The rule consists of an outer cylinder that can be moved up or down, and turned round upon the cylindrical axis which is held by the handle. Upon the outer cylinder a single spiral, logarithmical scale is continued from end to end, the total length of which makes the scale 500 inches long. This is graduated into 7250 divisions. One index is fixed to the handle. A second index is attached to the inner tube blocked out by a flange to read upon any part of the scale; so that altogether there are three tubes which work together telescopically, by means of which the indices may be set to any position on the graduated cylinder. Stops are placed so that the indices may be brought to zero. By these means, the indices being set to any of the gauge points, the logarithmical scale, moving by itself, will maintain the same proportion for any numbers. In this rule a single log. radius is repeated by coincidence of indices, so that its scale of divisions, 41 feet 8 inches long, if compared with an ordinary double radius slide rule, becomes equal to a slide rule of 83 feet 4 inches long. The ordinary 12-inch slide rule has about 80 divisions to each radius, so that it is easily seen how much more exact quantities may be brought out with a rule of 7250 divisions. It is a most valuable rule for calculations for the tacheometer. Copious tables of gauge points for civil engineers are printed upon the central tube, which is supplemented by a book of instructions. The value of this rule has been much extended by scales to facilitate subtense calculations, by Mr. W. N. Bakewell, C.E., in the "Fuller-Bakewell" slide rule.

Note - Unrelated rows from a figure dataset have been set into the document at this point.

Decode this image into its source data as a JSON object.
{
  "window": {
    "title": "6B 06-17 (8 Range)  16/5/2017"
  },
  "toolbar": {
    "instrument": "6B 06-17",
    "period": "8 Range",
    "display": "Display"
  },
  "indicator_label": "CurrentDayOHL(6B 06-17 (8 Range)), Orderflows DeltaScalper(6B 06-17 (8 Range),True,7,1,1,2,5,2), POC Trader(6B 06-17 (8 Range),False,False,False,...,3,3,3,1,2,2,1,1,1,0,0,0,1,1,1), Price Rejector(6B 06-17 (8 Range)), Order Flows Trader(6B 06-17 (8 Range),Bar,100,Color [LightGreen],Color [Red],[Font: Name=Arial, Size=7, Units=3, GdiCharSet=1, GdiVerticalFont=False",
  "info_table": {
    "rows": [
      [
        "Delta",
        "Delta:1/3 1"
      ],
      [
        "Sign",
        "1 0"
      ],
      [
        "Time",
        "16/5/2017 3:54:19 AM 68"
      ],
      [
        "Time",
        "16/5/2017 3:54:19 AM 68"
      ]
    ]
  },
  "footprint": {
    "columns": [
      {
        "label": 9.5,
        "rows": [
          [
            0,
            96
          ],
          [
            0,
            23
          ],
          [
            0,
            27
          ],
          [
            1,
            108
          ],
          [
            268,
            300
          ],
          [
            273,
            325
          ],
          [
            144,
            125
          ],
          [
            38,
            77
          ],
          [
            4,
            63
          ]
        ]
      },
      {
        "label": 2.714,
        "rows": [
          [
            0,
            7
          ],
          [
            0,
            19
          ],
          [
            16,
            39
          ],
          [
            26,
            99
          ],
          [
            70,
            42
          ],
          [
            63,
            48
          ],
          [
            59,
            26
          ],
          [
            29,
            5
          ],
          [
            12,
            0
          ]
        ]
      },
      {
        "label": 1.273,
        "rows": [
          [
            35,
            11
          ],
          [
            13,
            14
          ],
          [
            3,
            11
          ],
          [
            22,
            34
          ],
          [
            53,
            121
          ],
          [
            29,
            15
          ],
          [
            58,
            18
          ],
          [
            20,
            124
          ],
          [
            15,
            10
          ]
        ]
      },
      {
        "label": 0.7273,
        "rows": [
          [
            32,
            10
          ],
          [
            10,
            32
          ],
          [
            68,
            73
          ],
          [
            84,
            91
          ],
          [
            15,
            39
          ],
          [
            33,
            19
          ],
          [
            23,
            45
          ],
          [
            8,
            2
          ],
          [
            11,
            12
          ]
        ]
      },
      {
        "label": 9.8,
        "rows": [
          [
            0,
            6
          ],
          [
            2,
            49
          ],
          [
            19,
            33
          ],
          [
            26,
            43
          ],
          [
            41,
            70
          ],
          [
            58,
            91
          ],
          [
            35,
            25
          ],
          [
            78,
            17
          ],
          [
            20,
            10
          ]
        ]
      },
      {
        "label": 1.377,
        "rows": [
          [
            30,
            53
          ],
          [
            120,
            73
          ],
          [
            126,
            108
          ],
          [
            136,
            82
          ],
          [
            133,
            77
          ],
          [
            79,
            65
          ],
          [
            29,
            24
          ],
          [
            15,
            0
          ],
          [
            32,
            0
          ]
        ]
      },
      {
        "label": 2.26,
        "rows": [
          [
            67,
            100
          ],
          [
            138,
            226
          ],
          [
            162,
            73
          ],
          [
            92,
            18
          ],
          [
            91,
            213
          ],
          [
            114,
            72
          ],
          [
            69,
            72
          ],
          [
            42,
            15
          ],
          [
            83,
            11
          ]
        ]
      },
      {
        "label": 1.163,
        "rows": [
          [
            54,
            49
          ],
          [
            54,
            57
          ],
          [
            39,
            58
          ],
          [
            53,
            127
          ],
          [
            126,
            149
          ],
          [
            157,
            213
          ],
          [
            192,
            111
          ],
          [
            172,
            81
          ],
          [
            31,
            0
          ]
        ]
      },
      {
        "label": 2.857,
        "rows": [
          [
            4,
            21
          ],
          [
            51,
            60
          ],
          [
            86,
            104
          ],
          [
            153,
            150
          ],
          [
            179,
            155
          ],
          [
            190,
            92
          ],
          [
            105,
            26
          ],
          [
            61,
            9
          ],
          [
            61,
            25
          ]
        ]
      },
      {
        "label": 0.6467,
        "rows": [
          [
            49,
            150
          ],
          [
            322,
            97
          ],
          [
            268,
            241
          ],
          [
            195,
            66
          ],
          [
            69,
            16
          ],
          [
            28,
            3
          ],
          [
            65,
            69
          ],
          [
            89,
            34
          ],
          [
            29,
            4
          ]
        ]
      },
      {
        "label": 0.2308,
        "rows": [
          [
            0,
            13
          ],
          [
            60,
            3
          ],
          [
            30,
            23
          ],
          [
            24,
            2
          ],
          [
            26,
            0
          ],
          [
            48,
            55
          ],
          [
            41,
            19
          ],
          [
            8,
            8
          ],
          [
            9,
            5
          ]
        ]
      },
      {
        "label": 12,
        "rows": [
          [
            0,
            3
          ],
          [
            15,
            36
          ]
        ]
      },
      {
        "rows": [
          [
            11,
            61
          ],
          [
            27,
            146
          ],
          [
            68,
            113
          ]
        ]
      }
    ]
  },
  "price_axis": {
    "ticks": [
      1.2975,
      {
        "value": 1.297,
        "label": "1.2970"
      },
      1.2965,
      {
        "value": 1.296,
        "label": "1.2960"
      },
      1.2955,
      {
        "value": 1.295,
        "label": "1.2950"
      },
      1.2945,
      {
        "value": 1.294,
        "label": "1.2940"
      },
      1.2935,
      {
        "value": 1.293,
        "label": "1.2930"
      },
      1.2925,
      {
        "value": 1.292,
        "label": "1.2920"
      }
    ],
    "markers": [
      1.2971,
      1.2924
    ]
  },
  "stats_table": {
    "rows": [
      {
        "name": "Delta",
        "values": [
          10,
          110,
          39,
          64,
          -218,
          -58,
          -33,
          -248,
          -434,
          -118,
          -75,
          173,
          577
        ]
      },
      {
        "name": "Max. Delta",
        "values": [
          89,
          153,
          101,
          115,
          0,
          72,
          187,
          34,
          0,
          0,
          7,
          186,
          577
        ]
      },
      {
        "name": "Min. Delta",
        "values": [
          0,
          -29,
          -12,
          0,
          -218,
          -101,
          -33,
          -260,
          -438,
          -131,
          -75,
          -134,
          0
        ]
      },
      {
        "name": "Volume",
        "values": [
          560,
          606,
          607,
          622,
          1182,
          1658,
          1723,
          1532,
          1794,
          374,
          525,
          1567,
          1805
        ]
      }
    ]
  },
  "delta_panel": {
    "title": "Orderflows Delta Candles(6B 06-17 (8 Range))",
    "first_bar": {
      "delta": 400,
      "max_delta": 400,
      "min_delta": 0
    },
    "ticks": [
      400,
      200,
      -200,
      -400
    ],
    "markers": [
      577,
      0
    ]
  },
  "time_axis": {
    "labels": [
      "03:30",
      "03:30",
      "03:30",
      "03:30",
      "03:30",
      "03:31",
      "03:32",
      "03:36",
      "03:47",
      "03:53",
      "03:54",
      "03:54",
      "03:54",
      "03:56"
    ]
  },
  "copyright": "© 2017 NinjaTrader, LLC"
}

Fig. 428.—Improved Fuller's slide rule.

Larger image

An additional improvement, as shown at Fig. 428, has now been effected in these instruments by adapting the case to support the rule when in use, thus overcoming the objection of being always obliged to hold it in the hand.

The use of Professor Fuller's rule is, however, confined to arithmetical computations. The numerical solution of formulæ comprising trigonometrical functions can only be performed by extracting, with considerable loss of time, the values of these functions from a book of tables. To do so requires a certain effort of mind with its consequent risk of mistakes. This limitation has restricted its use in a considerable body of calculations, such, for example, as in the computation of the co-ordinates of surveys from the lengths and bearings of their lines, a method of plotting which is very largely used by land surveyors at present; in astronomical computations; in civil and mechanical engineering, etc.; the use of logarithms being preferred on the score of speed, although the degree of accuracy attained with Professor Fuller's rule is amply sufficient in the large majority of cases.

Fig. 429.—Barnard's co-ordinate spiral slide rule.

Larger image

886.—The Co-ordinate Spiral Slide Rule has been designed to meet these requirements by Mr. H. O. Barnard, A.C.H., F.R.A.S., etc., Superintendent of Trigonometrical Surveys, Ceylon, Fig. 429. Like Professor Fuller's rule, upon which it is an improvement, it enables the user to perform with speed and accuracy arithmetical computations involving multiplication, division, proportion, continuous fractions, powers, roots, and logarithms; but in addition, the natural and logarithmic values of trigonometrical functions of any angle can be determined by inspection with the same accuracy as in numerical computation, while the products, quotients, etc., of these functions, by lengths or numbers, integral or fractional, are obtained with equal ease, rapidity and precision. The scope of its operations will be gathered from the examples which are given to illustrate its use in the instructions supplied with the rule.